The Technical Underpinnings
The CoMP specification introduces several concrete technical components that deserve attention beyond the high-level framing.
First, there's a new metadata schema that publishers implement at their content delivery layer. This schema includes fields for content classification, licensing terms, pricing models (per-query, per-token, subscription-based, or hybrid), and attribution requirements. The schema is designed to be machine-readable, so AI crawlers can process licensing terms automatically without human negotiation.
Second, CoMP defines a handshake protocol. Before an AI system accesses content, it queries the publisher's CoMP endpoint, receives terms, and either accepts them programmatically or routes the request to a third-party marketplace for negotiation. This creates an auditable record of content access agreements.
Third, the framework includes usage reporting standards. Publishers can request structured reports showing how their content was used, how many queries referenced it, and what downstream outputs included their information. This is the attribution layer that publishers have been demanding.
The specification draws on existing web standards, including elements from robots.txt, structured data markup, and API authentication patterns. That's a pragmatic choice. Building on familiar infrastructure lowers the adoption barrier for both publishers and AI companies.
The marketplace dimension
Perhaps the most consequential element of CoMP is its support for third-party content marketplaces. Rather than requiring every publisher to negotiate directly with every AI company, the framework allows intermediaries to aggregate content offerings, negotiate bulk terms, and handle payment distribution.

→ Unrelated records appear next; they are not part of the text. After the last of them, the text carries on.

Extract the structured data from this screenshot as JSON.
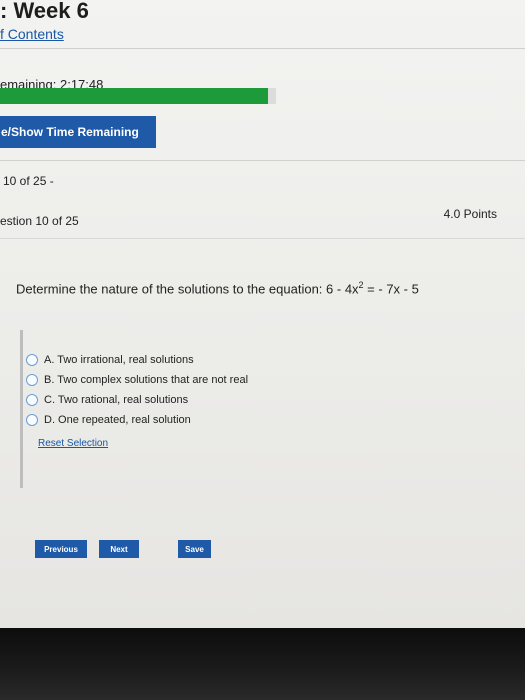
{
  "header": {
    "title": ": Week 6",
    "toc_link": "f Contents"
  },
  "timer": {
    "label": "emaining: 2:17:48",
    "progress_fraction": 0.97,
    "progress_color": "#1d9a3a",
    "toggle_button": "e/Show Time Remaining"
  },
  "question": {
    "counter": "10 of 25 -",
    "heading": "estion 10 of 25",
    "points": "4.0 Points",
    "text_before_exp": "Determine the nature of the solutions to the equation: 6 - 4x",
    "exponent": "2",
    "text_after_exp": " = - 7x - 5",
    "choices": [
      "A. Two irrational, real solutions",
      "B. Two complex solutions that are not real",
      "C. Two rational, real solutions",
      "D. One repeated, real solution"
    ],
    "reset_link": "Reset Selection"
  },
  "nav": {
    "previous": "Previous",
    "next": "Next",
    "save": "Save"
  },
  "colors": {
    "button_blue": "#1f5aa8",
    "link_blue": "#1a57a6"
  }
}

This marketplace model echoes how programmatic advertising evolved. Individual publishers once negotiated ad deals directly with every advertiser. Ad exchanges and SSPs created standardized infrastructure that reduced transaction costs and enabled scale. CoMP is attempting the same structural transformation for AI content licensing.
If content marketplaces emerge under the CoMP framework, they could become significant new revenue channels for publishers. They could also become new intermediaries that extract value from both sides of the market, just as ad exchanges did. The history of digital media intermediation suggests caution about assuming that standardization automatically benefits content creators.

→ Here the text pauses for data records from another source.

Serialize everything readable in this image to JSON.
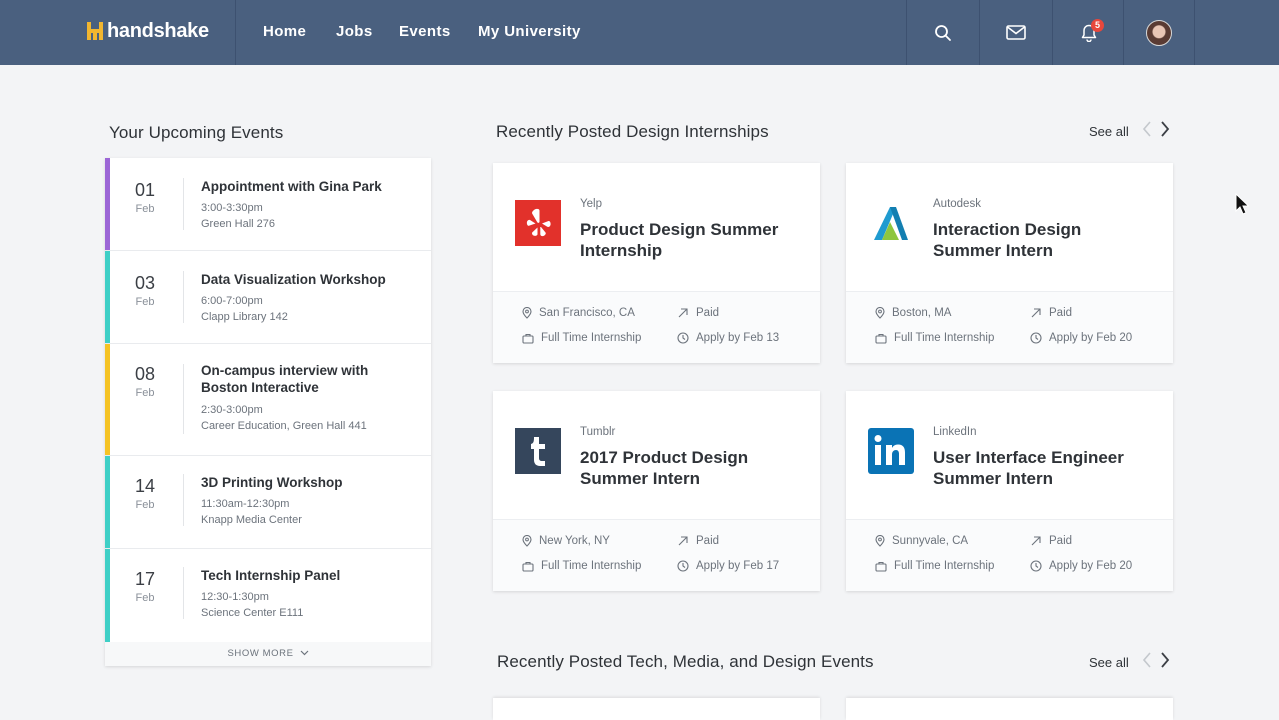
{
  "nav": {
    "brand": "handshake",
    "links": [
      "Home",
      "Jobs",
      "Events",
      "My University"
    ],
    "notification_count": "5",
    "icons": [
      "search-icon",
      "mail-icon",
      "bell-icon",
      "avatar"
    ]
  },
  "upcoming": {
    "title": "Your Upcoming Events",
    "events": [
      {
        "day": "01",
        "month": "Feb",
        "title": "Appointment with Gina Park",
        "time": "3:00-3:30pm",
        "location": "Green Hall 276",
        "color": "#9c66d6"
      },
      {
        "day": "03",
        "month": "Feb",
        "title": "Data Visualization Workshop",
        "time": "6:00-7:00pm",
        "location": "Clapp Library 142",
        "color": "#3fcfc6"
      },
      {
        "day": "08",
        "month": "Feb",
        "title": "On-campus interview with Boston Interactive",
        "time": "2:30-3:00pm",
        "location": "Career Education, Green Hall 441",
        "color": "#f5c324"
      },
      {
        "day": "14",
        "month": "Feb",
        "title": "3D Printing Workshop",
        "time": "11:30am-12:30pm",
        "location": "Knapp Media Center",
        "color": "#3fcfc6"
      },
      {
        "day": "17",
        "month": "Feb",
        "title": "Tech Internship Panel",
        "time": "12:30-1:30pm",
        "location": "Science Center E111",
        "color": "#3fcfc6"
      }
    ],
    "show_more": "SHOW MORE"
  },
  "internships": {
    "title": "Recently Posted Design Internships",
    "see_all": "See all",
    "cards": [
      {
        "company": "Yelp",
        "title": "Product Design Summer Internship",
        "location": "San Francisco, CA",
        "pay": "Paid",
        "type": "Full Time Internship",
        "deadline": "Apply by Feb 13",
        "logo": "yelp-logo",
        "logo_color": "#e2312b"
      },
      {
        "company": "Autodesk",
        "title": "Interaction Design Summer Intern",
        "location": "Boston, MA",
        "pay": "Paid",
        "type": "Full Time Internship",
        "deadline": "Apply by Feb 20",
        "logo": "autodesk-logo",
        "logo_color": "#1f9bd0"
      },
      {
        "company": "Tumblr",
        "title": "2017 Product Design Summer Intern",
        "location": "New York, NY",
        "pay": "Paid",
        "type": "Full Time Internship",
        "deadline": "Apply by Feb 17",
        "logo": "tumblr-logo",
        "logo_color": "#35465c"
      },
      {
        "company": "LinkedIn",
        "title": "User Interface Engineer Summer Intern",
        "location": "Sunnyvale, CA",
        "pay": "Paid",
        "type": "Full Time Internship",
        "deadline": "Apply by Feb 20",
        "logo": "linkedin-logo",
        "logo_color": "#0a73b5"
      }
    ]
  },
  "events_section": {
    "title": "Recently Posted Tech, Media, and Design Events",
    "see_all": "See all"
  }
}
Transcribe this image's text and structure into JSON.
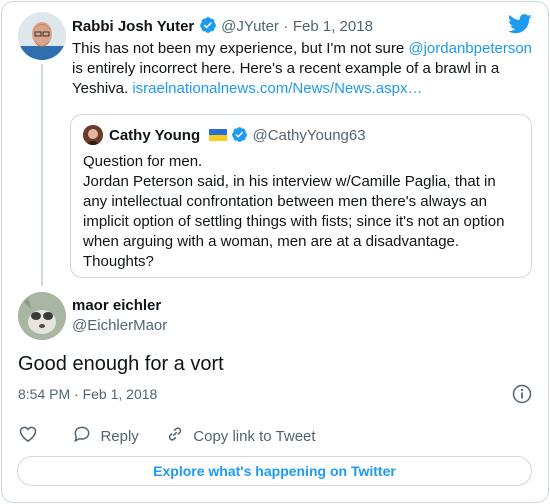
{
  "colors": {
    "accent": "#1d9bf0",
    "text": "#0f1419",
    "muted": "#536471",
    "border": "#cfd9de"
  },
  "tweet": {
    "author_name": "Rabbi Josh Yuter",
    "author_handle": "@JYuter",
    "separator": "·",
    "date": "Feb 1, 2018",
    "text_part1": "This has not been my experience, but I'm not sure ",
    "mention": "@jordanbpeterson",
    "text_part2": " is entirely incorrect here. Here's a recent example of a brawl in a Yeshiva. ",
    "link": "israelnationalnews.com/News/News.aspx…",
    "icons": [
      "verified-badge-icon",
      "twitter-bird-icon"
    ]
  },
  "quote": {
    "author_name": "Cathy Young",
    "author_handle": "@CathyYoung63",
    "line1": "Question for men.",
    "line2": "Jordan Peterson said, in his interview w/Camille Paglia, that in any intellectual confrontation between men there's always an implicit option of settling things with fists; since it's not an option when arguing with a woman, men are at a disadvantage.",
    "line3": "Thoughts?",
    "icons": [
      "ukraine-flag-icon",
      "verified-badge-icon"
    ]
  },
  "reply": {
    "author_name": "maor eichler",
    "author_handle": "@EichlerMaor",
    "text": "Good enough for a vort",
    "timestamp": "8:54 PM · Feb 1, 2018"
  },
  "actions": {
    "like_icon": "heart-icon",
    "reply_label": "Reply",
    "copy_link_label": "Copy link to Tweet"
  },
  "footer": {
    "explore_label": "Explore what's happening on Twitter"
  }
}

The Bigger Picture: Who Controls the Information Supply Chain?
CoMP is arriving at a moment when the relationship between content creators and AI platforms is being renegotiated across the entire digital economy. OpenAI has signed individual licensing deals with outlets like the Associated Press and News Corp. Google offers a robots.txt-based opt-out mechanism. The EU AI Act gives content owners legal rights to opt out of training data collection.
None of these approaches, taken individually, create a functional marketplace. They're stopgap measures. CoMP is the first serious attempt at building standardized commercial infrastructure for the AI content economy.

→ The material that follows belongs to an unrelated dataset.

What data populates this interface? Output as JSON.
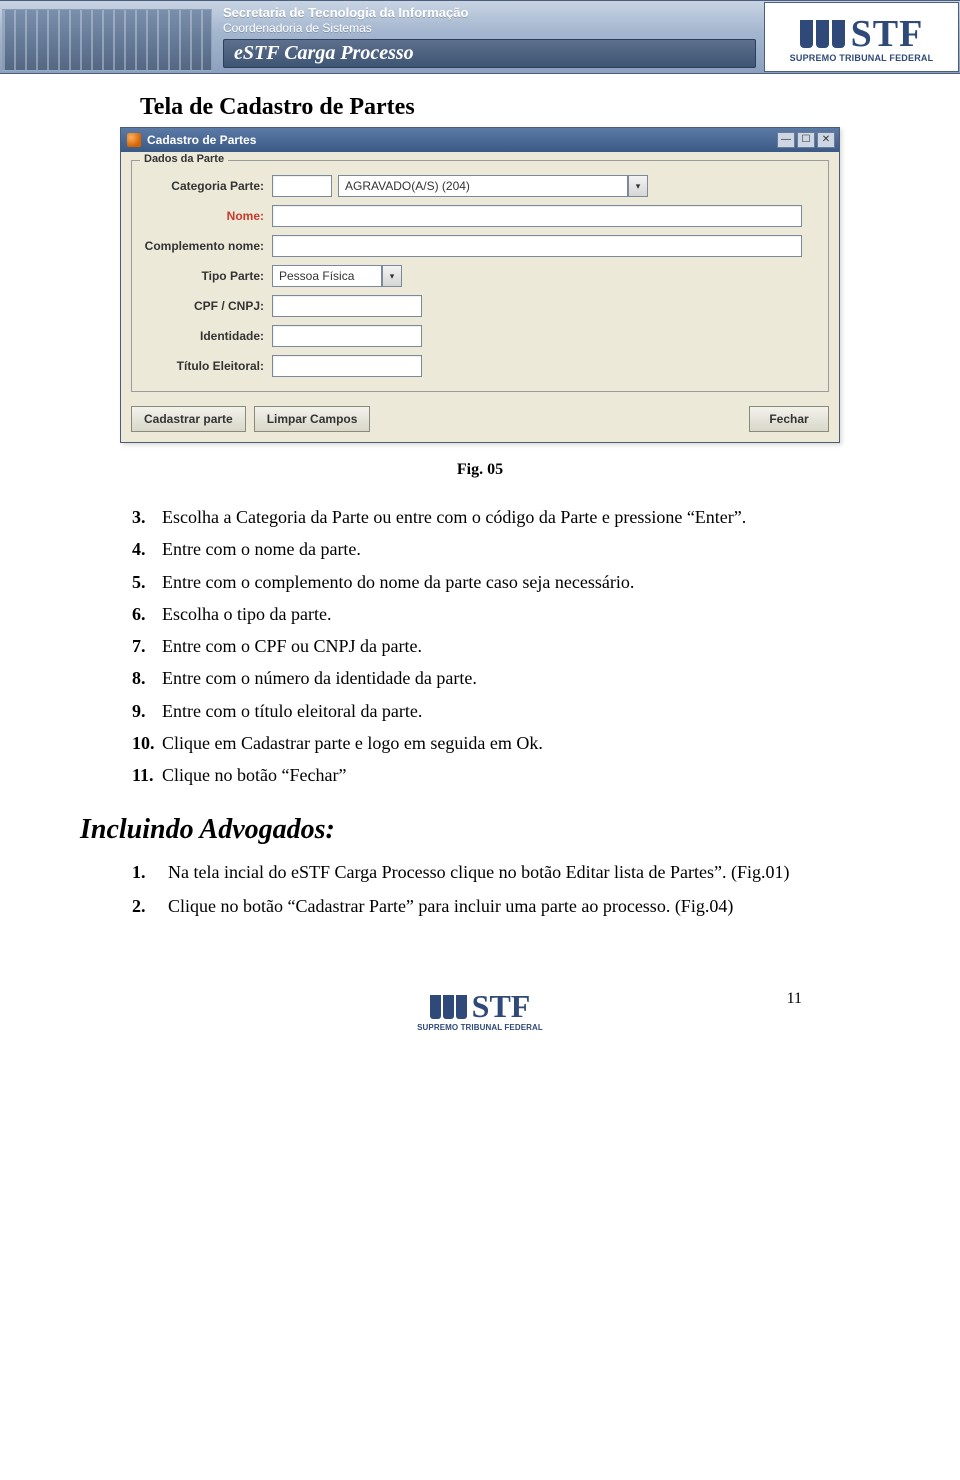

The public comment period runs through April 9, 2026. The final specification, assuming it advances past this stage, would then need adoption from both publishers and AI systems to have any real impact. That adoption timeline is measured in years, not months.
What's unresolved is whether a standards body can move fast enough to matter. The AI industry is advancing at a pace that makes traditional standards processes look glacial. By the time CoMP reaches widespread adoption, the AI content landscape could look entirely different.
For now, though, the framework represents something important: the first attempt to treat information as a commercially structured input to AI systems, the same way chips and power are treated today. Whether the industry agrees with that framing will determine a lot about how the next era of digital content plays out. And if you work in marketing, that's your landscape.